Training-Free Hashing-Based Attention via Binary Principal Components

Long-context large language models (LLMs) are increasingly deployed in real-world applications, yet self-attention remains a major efficiency bottleneck -- especially during decoding -- due to the necessity of repeatedly processing ever-growing key-value (KV) caches. Existing sparse attention reduce computation by attending to fewer KV pairs, but often suffer from substantial accuracy degradation, require additional training, or rely on expensive hashing. In this work, we present \textbf{BinaryPC}, a training-free, data-aware hashing-based sparse attention for long-context LLMs. BinaryPC constructs compact binary hash codes and corresponding hash function by computing binary principal components of data.

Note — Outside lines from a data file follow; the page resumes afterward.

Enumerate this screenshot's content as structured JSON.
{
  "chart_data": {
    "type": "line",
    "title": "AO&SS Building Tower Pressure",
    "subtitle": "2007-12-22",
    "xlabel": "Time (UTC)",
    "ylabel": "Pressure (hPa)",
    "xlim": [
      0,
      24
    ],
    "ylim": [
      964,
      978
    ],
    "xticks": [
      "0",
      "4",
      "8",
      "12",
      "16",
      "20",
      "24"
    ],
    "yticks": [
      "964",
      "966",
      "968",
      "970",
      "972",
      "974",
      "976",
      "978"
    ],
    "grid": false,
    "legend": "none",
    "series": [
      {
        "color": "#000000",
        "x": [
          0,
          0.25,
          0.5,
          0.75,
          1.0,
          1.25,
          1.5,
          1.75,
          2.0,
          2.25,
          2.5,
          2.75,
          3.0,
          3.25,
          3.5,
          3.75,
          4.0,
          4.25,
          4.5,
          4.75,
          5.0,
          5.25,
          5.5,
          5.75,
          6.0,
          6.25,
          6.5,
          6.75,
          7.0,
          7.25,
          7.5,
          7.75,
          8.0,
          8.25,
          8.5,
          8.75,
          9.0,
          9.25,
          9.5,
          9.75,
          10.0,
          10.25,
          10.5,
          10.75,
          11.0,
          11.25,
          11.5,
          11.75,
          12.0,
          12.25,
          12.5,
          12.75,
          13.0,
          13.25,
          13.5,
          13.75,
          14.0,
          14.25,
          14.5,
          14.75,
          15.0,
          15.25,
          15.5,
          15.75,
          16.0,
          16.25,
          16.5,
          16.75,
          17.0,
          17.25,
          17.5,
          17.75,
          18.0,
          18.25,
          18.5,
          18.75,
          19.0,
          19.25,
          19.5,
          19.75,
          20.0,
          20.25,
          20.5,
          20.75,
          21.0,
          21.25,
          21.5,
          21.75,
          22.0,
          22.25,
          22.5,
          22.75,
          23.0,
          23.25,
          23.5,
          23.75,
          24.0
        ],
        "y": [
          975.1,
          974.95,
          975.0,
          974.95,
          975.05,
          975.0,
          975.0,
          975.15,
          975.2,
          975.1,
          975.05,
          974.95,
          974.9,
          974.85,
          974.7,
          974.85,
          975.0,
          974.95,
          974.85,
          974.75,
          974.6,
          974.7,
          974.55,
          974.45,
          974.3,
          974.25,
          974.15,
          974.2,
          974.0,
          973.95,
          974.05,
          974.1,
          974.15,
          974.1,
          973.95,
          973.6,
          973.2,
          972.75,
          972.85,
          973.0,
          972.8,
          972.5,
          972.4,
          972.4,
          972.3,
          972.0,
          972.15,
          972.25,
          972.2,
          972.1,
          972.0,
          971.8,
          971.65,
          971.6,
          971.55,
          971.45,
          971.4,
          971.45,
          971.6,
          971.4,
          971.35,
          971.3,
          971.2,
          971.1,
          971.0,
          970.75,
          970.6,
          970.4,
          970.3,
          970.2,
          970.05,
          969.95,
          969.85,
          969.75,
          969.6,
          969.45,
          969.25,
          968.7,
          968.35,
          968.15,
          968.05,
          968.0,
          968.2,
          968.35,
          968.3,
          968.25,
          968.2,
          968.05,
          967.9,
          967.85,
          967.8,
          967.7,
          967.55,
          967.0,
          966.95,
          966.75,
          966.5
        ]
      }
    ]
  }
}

Unlike Locality-Sensitive Hashing (LSH) with data-independent random projections or learned non-linear hashing methods that require per-model optimization, BinaryPC constructs binary codes that explicitly preserve the structural information of data without requiring gradient-based training. Comprehensive experiments across multiple model families and long-context benchmarks show that BinaryPC preserves accuracy relative to full attention while achieving superior performance among sparse and hashing-based baselines. On modern GPUs, BinaryPC improves end-to-end decoding throughput by 3.56$\times$ over the FlashAttention kernel.